PPRuNe Forums - View Single Post - MERGED: Alan's still not happy......
View Single Post
Old 23rd Jan 2014, 02:49
  #1828 (permalink)  
FYSTI
 
Join Date: Nov 2011
Location: Inside their OODA loop
Posts: 243
Likes: 0
Received 0 Likes on 0 Posts
Maui - here's a lengthy explanation: The airline frequent flyer programme: for love and money

From the linked article
The more successful programmes have progressed far beyond awarding points for miles flown, as airlines add new partners to their lists. Now the FFPs are typically integrated with large external companies, including banks, credit cards, retailers (especially food sellers, sales outlets that no consumer can avoid), as well as car rentals, petrol companies, hotels and other travel- related operators.
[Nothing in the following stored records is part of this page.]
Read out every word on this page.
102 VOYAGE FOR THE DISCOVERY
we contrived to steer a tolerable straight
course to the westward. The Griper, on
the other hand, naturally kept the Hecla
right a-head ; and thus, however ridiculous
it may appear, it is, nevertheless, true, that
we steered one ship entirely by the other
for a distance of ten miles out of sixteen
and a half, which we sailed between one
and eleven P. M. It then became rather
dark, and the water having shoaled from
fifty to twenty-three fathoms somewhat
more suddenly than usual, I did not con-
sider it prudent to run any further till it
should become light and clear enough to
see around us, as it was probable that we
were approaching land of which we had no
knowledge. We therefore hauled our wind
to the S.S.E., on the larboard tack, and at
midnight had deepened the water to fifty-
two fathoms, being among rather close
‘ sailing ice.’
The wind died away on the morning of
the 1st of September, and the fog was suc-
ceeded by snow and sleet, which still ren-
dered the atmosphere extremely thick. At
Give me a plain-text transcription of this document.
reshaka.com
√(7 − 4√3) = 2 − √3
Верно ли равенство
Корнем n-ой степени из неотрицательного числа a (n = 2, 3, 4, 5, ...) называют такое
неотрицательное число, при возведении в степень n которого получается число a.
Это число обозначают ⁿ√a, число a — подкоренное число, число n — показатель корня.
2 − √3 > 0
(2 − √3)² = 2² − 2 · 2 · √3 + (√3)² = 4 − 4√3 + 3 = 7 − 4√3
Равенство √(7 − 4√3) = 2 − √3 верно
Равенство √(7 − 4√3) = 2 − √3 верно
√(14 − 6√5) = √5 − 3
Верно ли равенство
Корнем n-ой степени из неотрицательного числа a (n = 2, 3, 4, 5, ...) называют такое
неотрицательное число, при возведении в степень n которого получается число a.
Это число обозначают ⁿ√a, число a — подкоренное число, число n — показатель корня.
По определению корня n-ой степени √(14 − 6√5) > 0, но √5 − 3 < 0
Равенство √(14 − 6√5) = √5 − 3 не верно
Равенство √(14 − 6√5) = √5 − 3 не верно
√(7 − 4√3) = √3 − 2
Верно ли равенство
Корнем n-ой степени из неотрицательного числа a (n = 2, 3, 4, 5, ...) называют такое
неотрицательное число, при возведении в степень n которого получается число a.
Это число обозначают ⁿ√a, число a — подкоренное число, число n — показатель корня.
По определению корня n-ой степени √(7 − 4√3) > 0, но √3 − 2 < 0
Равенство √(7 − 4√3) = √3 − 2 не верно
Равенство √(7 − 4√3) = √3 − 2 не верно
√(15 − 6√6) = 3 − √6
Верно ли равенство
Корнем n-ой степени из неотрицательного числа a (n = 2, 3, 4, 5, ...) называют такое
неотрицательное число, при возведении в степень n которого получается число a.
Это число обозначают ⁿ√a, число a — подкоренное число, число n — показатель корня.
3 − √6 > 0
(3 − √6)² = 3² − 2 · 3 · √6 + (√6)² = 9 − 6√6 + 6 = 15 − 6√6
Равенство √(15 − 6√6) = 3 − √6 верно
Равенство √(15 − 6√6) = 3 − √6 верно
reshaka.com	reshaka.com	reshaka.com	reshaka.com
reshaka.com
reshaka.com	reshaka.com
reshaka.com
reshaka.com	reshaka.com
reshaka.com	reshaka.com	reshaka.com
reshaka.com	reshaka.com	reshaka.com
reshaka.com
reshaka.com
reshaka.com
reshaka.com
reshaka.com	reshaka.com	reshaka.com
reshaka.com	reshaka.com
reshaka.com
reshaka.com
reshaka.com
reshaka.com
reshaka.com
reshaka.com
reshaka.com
In all of these cases, a cobweb of loyalties develops which entraps the willing consumer; for example using an airline branded credit card to buy groceries. And that’s where the money comes from.

The airline is simply the gleaming light that attracts the moths. Redeeming points on a set of wine glasses or a gift voucher does not generate the same attraction as a flight on the magic carpet – or an upgrade towards the front of the aircraft. Dependent on where those dollars are being spent too, the frequent flyer family can be grown substantially, in a virtuous spiral. Staple product retailers, such as utilities, telcos and retail chains, are sound partners. Major food conglomerates are the most valuable.

...
This is all a very nice position for the airline to be in, as a virtual banker, holding points which almost have the status of currency. Hived-off Air Canada FFP, Groupe Aeroplan, reports that the average elapsed time between earning and redeeming (“burning”) frequent flyer points is 30 months; and some 17% of points are never redeemed. This, as Aeroplan explains, ensures that, “a significant portion of our profitability is based on estimates of the number of GA Loyalty Units that will never be redeemed by the member base.”
It turns the airline into a financial institution.